Filme alterna cenas coloridas e em preto e branco
Filme alterna cenas coloridas e em preto e branco | Foto: Netflix/ Divulgação

A infância de Norma Jean deve ser desenhada com a coragem de uma menina que teme a mãe, com a gravidade dos traumas que a marcaram e com o pathos que desenha o gesto desconexo e o rosto choroso de uma criança. Freud em overdose. Caleidoscópica em essência, a imagem de Marilyn irá variar entre o elegante claro-escuro típico do 'film noir', a intensidade ambiciosa da linguagem publicitária, as deformações extremas da arte contemporânea e a granulação ligeiramente saturada de imagens de arquivo fake. Diante da alienação absoluta da estrela, Dominik incorporará efeitos digitais de pesadelo que tornam os personagens irreconhecíveis e os paparazzi monstruosos.

A atriz Ana de Armas, que interpreta Mailyn Monroe e o diretor  Andrew Dominik
A atriz Ana de Armas, que interpreta Mailyn Monroe e o diretor Andrew Dominik | Foto: Divulgação

“Blonde” nos obriga a manter o olhar diante de um mundo insustentável, de uma aberração tão presente que acaba por sobrepujar qualquer tentativa de raciocínio. Marilyn se preocupa: "Nos filmes, você não é quem junta as peças"; ela nunca teve direito à sua própria história. No entanto, como um lutador no filme argumenta, no jargão do boxe, acertar um soco poderoso é chamado de "atrair a atenção do seu oponente" (ele acrescenta: "porque é um chamado à atenção, ao foco"). Um verdadeiro revés para uma visualização confortável, o filme de Dominik também pode ser interpretado como uma tentativa de clareza.

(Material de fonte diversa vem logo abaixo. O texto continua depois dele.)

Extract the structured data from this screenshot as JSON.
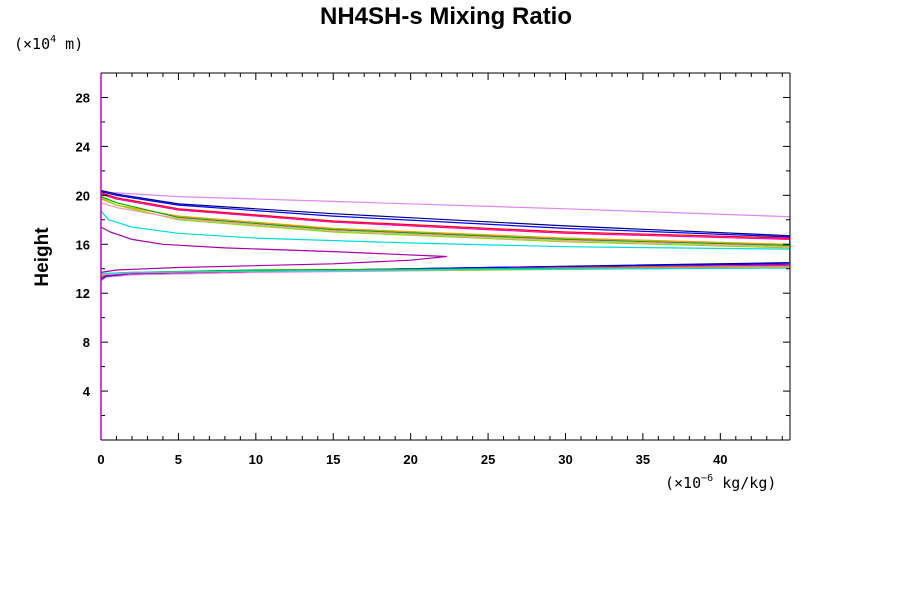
{
  "chart_data": {
    "type": "line",
    "title": "NH4SH-s Mixing Ratio",
    "ylabel": "Height",
    "xunit": {
      "prefix": "(×10",
      "exponent": "−6",
      "suffix": " kg/kg)"
    },
    "yunit": {
      "prefix": "(×10",
      "exponent": "4",
      "suffix": " m)"
    },
    "xlim": [
      0,
      44.5
    ],
    "ylim": [
      0,
      30
    ],
    "xticks": [
      0,
      5,
      10,
      15,
      20,
      25,
      30,
      35,
      40
    ],
    "yticks": [
      4,
      8,
      12,
      16,
      20,
      24,
      28
    ],
    "frame_color": "#cc00cc",
    "series": [
      {
        "name": "violet",
        "color": "#dd88ee",
        "values": [
          [
            0,
            13.0
          ],
          [
            0.3,
            13.3
          ],
          [
            2,
            13.5
          ],
          [
            10,
            13.7
          ],
          [
            25,
            13.9
          ],
          [
            44.5,
            14.1
          ],
          [
            44.5,
            18.25
          ],
          [
            30,
            18.9
          ],
          [
            15,
            19.5
          ],
          [
            5,
            19.9
          ],
          [
            1,
            20.2
          ],
          [
            0,
            20.3
          ]
        ]
      },
      {
        "name": "navy",
        "color": "#000080",
        "values": [
          [
            0,
            13.1
          ],
          [
            0.3,
            13.4
          ],
          [
            2,
            13.6
          ],
          [
            10,
            13.8
          ],
          [
            25,
            14.1
          ],
          [
            44.5,
            14.5
          ],
          [
            44.5,
            16.7
          ],
          [
            30,
            17.5
          ],
          [
            15,
            18.5
          ],
          [
            5,
            19.3
          ],
          [
            1,
            20.1
          ],
          [
            0,
            20.4
          ]
        ]
      },
      {
        "name": "blue",
        "color": "#0000ff",
        "values": [
          [
            0,
            13.1
          ],
          [
            0.3,
            13.4
          ],
          [
            2,
            13.6
          ],
          [
            10,
            13.8
          ],
          [
            25,
            14.1
          ],
          [
            44.5,
            14.4
          ],
          [
            44.5,
            16.6
          ],
          [
            30,
            17.3
          ],
          [
            15,
            18.3
          ],
          [
            5,
            19.2
          ],
          [
            1,
            20.0
          ],
          [
            0,
            20.3
          ]
        ]
      },
      {
        "name": "red",
        "color": "#ff0000",
        "values": [
          [
            0,
            13.2
          ],
          [
            0.3,
            13.5
          ],
          [
            2,
            13.6
          ],
          [
            10,
            13.8
          ],
          [
            25,
            14.0
          ],
          [
            44.5,
            14.3
          ],
          [
            44.5,
            16.5
          ],
          [
            30,
            17.0
          ],
          [
            15,
            17.9
          ],
          [
            5,
            18.9
          ],
          [
            1,
            19.8
          ],
          [
            0,
            20.2
          ]
        ]
      },
      {
        "name": "magenta",
        "color": "#ff00aa",
        "values": [
          [
            0,
            13.2
          ],
          [
            0.3,
            13.5
          ],
          [
            2,
            13.6
          ],
          [
            10,
            13.8
          ],
          [
            25,
            14.0
          ],
          [
            44.5,
            14.3
          ],
          [
            44.5,
            16.4
          ],
          [
            30,
            16.9
          ],
          [
            15,
            17.8
          ],
          [
            5,
            18.8
          ],
          [
            1,
            19.7
          ],
          [
            0,
            20.1
          ]
        ]
      },
      {
        "name": "orange",
        "color": "#ff9900",
        "values": [
          [
            0,
            13.3
          ],
          [
            0.3,
            13.6
          ],
          [
            2,
            13.7
          ],
          [
            10,
            13.8
          ],
          [
            25,
            14.0
          ],
          [
            44.5,
            14.2
          ],
          [
            44.5,
            16.0
          ],
          [
            30,
            16.5
          ],
          [
            15,
            17.3
          ],
          [
            5,
            18.3
          ],
          [
            1,
            19.2
          ],
          [
            0,
            19.7
          ]
        ]
      },
      {
        "name": "green",
        "color": "#00aa00",
        "values": [
          [
            0,
            13.3
          ],
          [
            0.3,
            13.6
          ],
          [
            2,
            13.7
          ],
          [
            10,
            13.9
          ],
          [
            25,
            14.0
          ],
          [
            44.5,
            14.1
          ],
          [
            44.5,
            15.9
          ],
          [
            30,
            16.4
          ],
          [
            15,
            17.2
          ],
          [
            5,
            18.2
          ],
          [
            1,
            19.4
          ],
          [
            0,
            19.9
          ]
        ]
      },
      {
        "name": "yellow-green",
        "color": "#88dd00",
        "values": [
          [
            0,
            13.4
          ],
          [
            0.3,
            13.6
          ],
          [
            2,
            13.7
          ],
          [
            10,
            13.8
          ],
          [
            25,
            13.9
          ],
          [
            44.5,
            14.1
          ],
          [
            44.5,
            15.7
          ],
          [
            30,
            16.2
          ],
          [
            15,
            17.0
          ],
          [
            5,
            18.0
          ],
          [
            1,
            19.2
          ],
          [
            0,
            19.8
          ]
        ]
      },
      {
        "name": "pink",
        "color": "#ff99aa",
        "values": [
          [
            0,
            13.5
          ],
          [
            2,
            13.7
          ],
          [
            10,
            13.8
          ],
          [
            25,
            13.95
          ],
          [
            44.5,
            14.1
          ],
          [
            44.5,
            15.8
          ],
          [
            30,
            16.3
          ],
          [
            15,
            17.1
          ],
          [
            5,
            18.1
          ],
          [
            1,
            19.0
          ],
          [
            0,
            19.4
          ]
        ]
      },
      {
        "name": "cyan",
        "color": "#00dddd",
        "values": [
          [
            0,
            13.6
          ],
          [
            2,
            13.7
          ],
          [
            10,
            13.8
          ],
          [
            25,
            13.95
          ],
          [
            44.5,
            14.05
          ],
          [
            44.5,
            15.6
          ],
          [
            30,
            15.8
          ],
          [
            20,
            16.1
          ],
          [
            10,
            16.5
          ],
          [
            5,
            16.9
          ],
          [
            2,
            17.4
          ],
          [
            0.5,
            18.0
          ],
          [
            0,
            18.7
          ]
        ]
      },
      {
        "name": "purple",
        "color": "#aa00aa",
        "values": [
          [
            0,
            13.7
          ],
          [
            1,
            13.9
          ],
          [
            5,
            14.1
          ],
          [
            15,
            14.4
          ],
          [
            20,
            14.7
          ],
          [
            22.3,
            15.0
          ],
          [
            15,
            15.4
          ],
          [
            8,
            15.7
          ],
          [
            4,
            16.0
          ],
          [
            2,
            16.4
          ],
          [
            0.6,
            17.0
          ],
          [
            0,
            17.4
          ]
        ]
      }
    ]
  }
}
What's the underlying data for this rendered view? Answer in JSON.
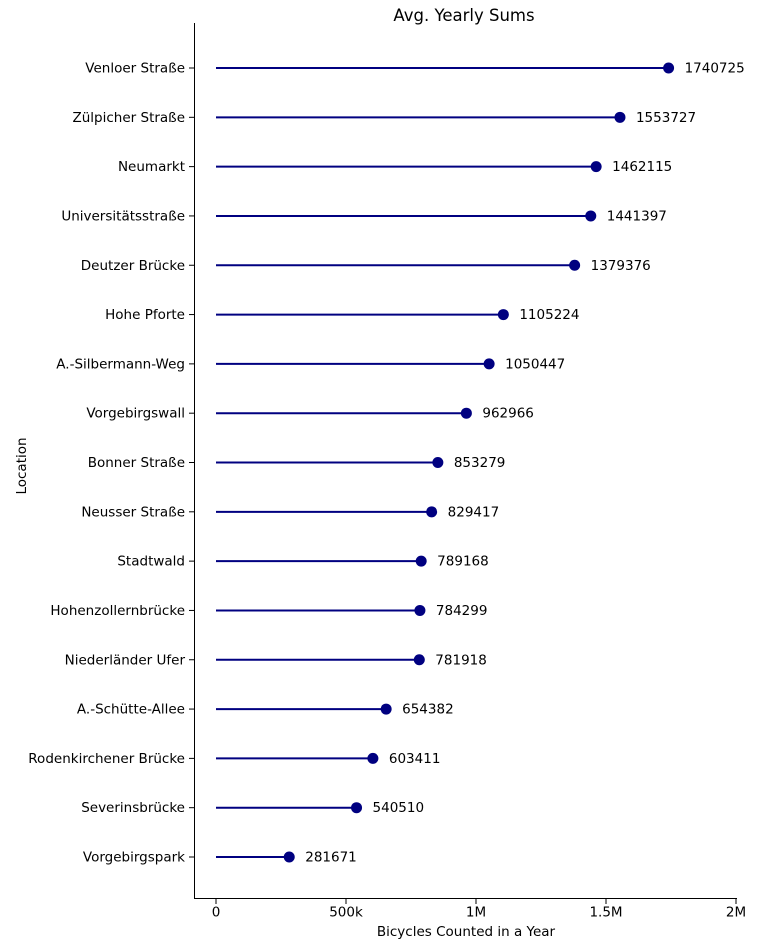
{
  "figure": {
    "background": "#ffffff",
    "text_color": "#000000"
  },
  "chart_data": {
    "type": "lollipop",
    "orientation": "horizontal",
    "title": "Avg. Yearly Sums",
    "xlabel": "Bicycles Counted in a Year",
    "ylabel": "Location",
    "categories": [
      "Venloer Straße",
      "Zülpicher Straße",
      "Neumarkt",
      "Universitätsstraße",
      "Deutzer Brücke",
      "Hohe Pforte",
      "A.-Silbermann-Weg",
      "Vorgebirgswall",
      "Bonner Straße",
      "Neusser Straße",
      "Stadtwald",
      "Hohenzollernbrücke",
      "Niederländer Ufer",
      "A.-Schütte-Allee",
      "Rodenkirchener Brücke",
      "Severinsbrücke",
      "Vorgebirgspark"
    ],
    "values": [
      1740725,
      1553727,
      1462115,
      1441397,
      1379376,
      1105224,
      1050447,
      962966,
      853279,
      829417,
      789168,
      784299,
      781918,
      654382,
      603411,
      540510,
      281671
    ],
    "value_labels": [
      "1740725",
      "1553727",
      "1462115",
      "1441397",
      "1379376",
      "1105224",
      "1050447",
      "962966",
      "853279",
      "829417",
      "789168",
      "784299",
      "781918",
      "654382",
      "603411",
      "540510",
      "281671"
    ],
    "x_ticks": [
      {
        "value": 0,
        "label": "0"
      },
      {
        "value": 500000,
        "label": "500k"
      },
      {
        "value": 1000000,
        "label": "1M"
      },
      {
        "value": 1500000,
        "label": "1.5M"
      },
      {
        "value": 2000000,
        "label": "2M"
      }
    ],
    "xlim": [
      -85000,
      2004000
    ],
    "grid": false,
    "legend": null,
    "accent_color": "#000080",
    "marker": "circle"
  }
}
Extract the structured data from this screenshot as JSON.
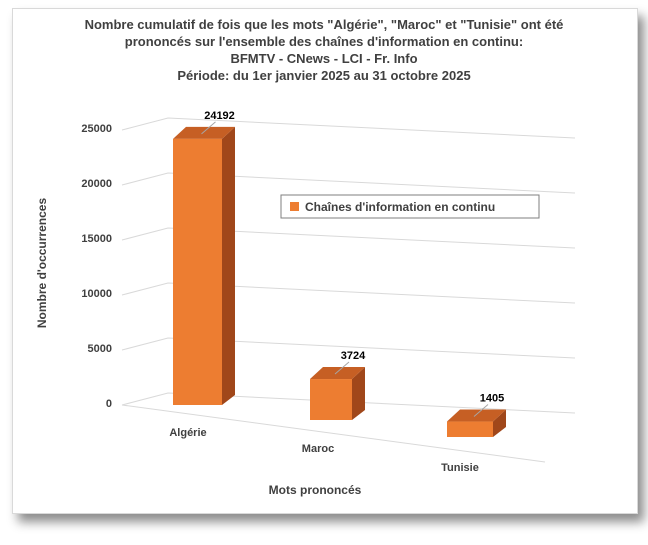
{
  "chart_data": {
    "type": "bar",
    "style": "3d-column",
    "title": [
      "Nombre cumulatif de fois que les mots \"Algérie\", \"Maroc\" et \"Tunisie\" ont été",
      "prononcés sur l'ensemble des chaînes d'information en continu:",
      "BFMTV - CNews - LCI - Fr. Info",
      "Période: du 1er janvier 2025 au 31 octobre 2025"
    ],
    "xlabel": "Mots prononcés",
    "ylabel": "Nombre d'occurrences",
    "ylim": [
      0,
      25000
    ],
    "yticks": [
      "0",
      "5000",
      "10000",
      "15000",
      "20000",
      "25000"
    ],
    "categories": [
      "Algérie",
      "Maroc",
      "Tunisie"
    ],
    "series": [
      {
        "name": "Chaînes d'information en continu",
        "values": [
          24192,
          3724,
          1405
        ],
        "color": "#ed7d31",
        "side_color": "#a0471a"
      }
    ],
    "data_labels": [
      "24192",
      "3724",
      "1405"
    ],
    "grid": true,
    "legend": "top-right"
  }
}
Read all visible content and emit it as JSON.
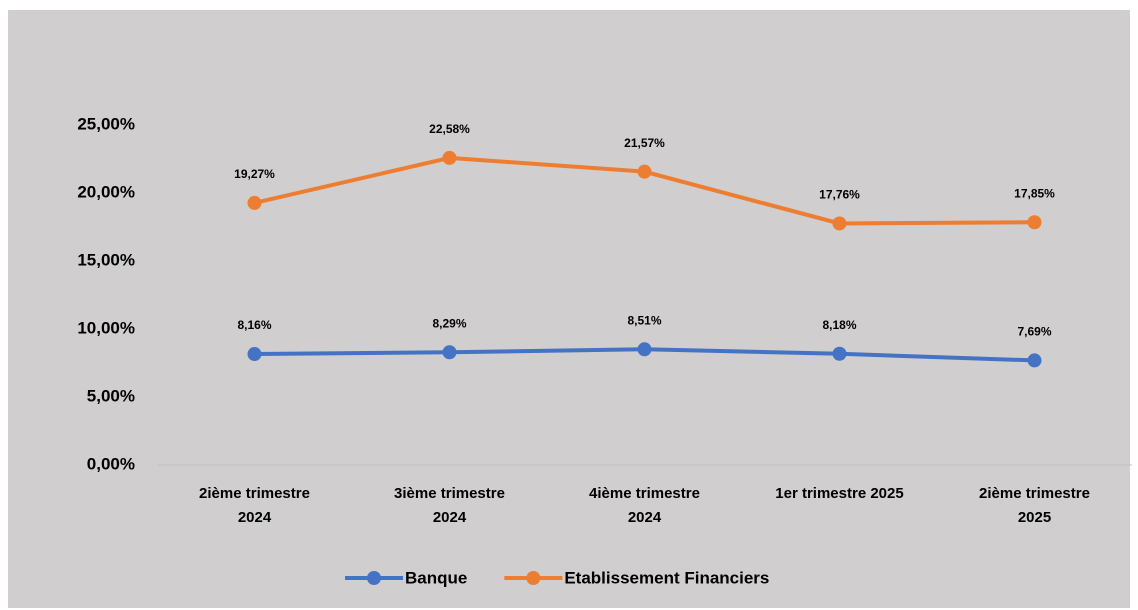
{
  "chart_data": {
    "type": "line",
    "categories": [
      "2ième trimestre\n2024",
      "3ième trimestre\n2024",
      "4ième trimestre\n2024",
      "1er trimestre 2025",
      "2ième trimestre\n2025"
    ],
    "series": [
      {
        "name": "Banque",
        "color": "#4472c4",
        "values": [
          8.16,
          8.29,
          8.51,
          8.18,
          7.69
        ],
        "value_labels": [
          "8,16%",
          "8,29%",
          "8,51%",
          "8,18%",
          "7,69%"
        ]
      },
      {
        "name": "Etablissement Financiers",
        "color": "#ed7d31",
        "values": [
          19.27,
          22.58,
          21.57,
          17.76,
          17.85
        ],
        "value_labels": [
          "19,27%",
          "22,58%",
          "21,57%",
          "17,76%",
          "17,85%"
        ]
      }
    ],
    "ylim": [
      0,
      25
    ],
    "yticks": [
      {
        "value": 0,
        "label": "0,00%"
      },
      {
        "value": 5,
        "label": "5,00%"
      },
      {
        "value": 10,
        "label": "10,00%"
      },
      {
        "value": 15,
        "label": "15,00%"
      },
      {
        "value": 20,
        "label": "20,00%"
      },
      {
        "value": 25,
        "label": "25,00%"
      }
    ],
    "legend": "bottom"
  }
}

Com um primeiro ato dedicado à infância e uma segunda parte dedicada às luzes e sombras de sua juventude (o ménage com os filhos de Chaplin e Edward G. Robinson), é a reta final do filme, a mais difícil de digerir. Já encontramos uma Marilyn "de alma suja", que não faz nada além de ter de volta, uma e outra vez, aquelas desgraças que ela jurou nunca mais encontrar. A mulher se convenceu de sua própria condição fracassada: como filha e esposa (de DiMaggio e de Miller), mas sobretudo como mãe. Os abortos que ela sofreu ao longo de sua vida (12, segundo Norman Mailer em sua biografia sobre MM) estão entre suas experiências mais íntimas e dolorosas.

“Blonde” deixa de fora uma verdade incontestável: o enorme talento de Marilyn Monroe e sua responsabilidade na criação de um dos ícones do século XX.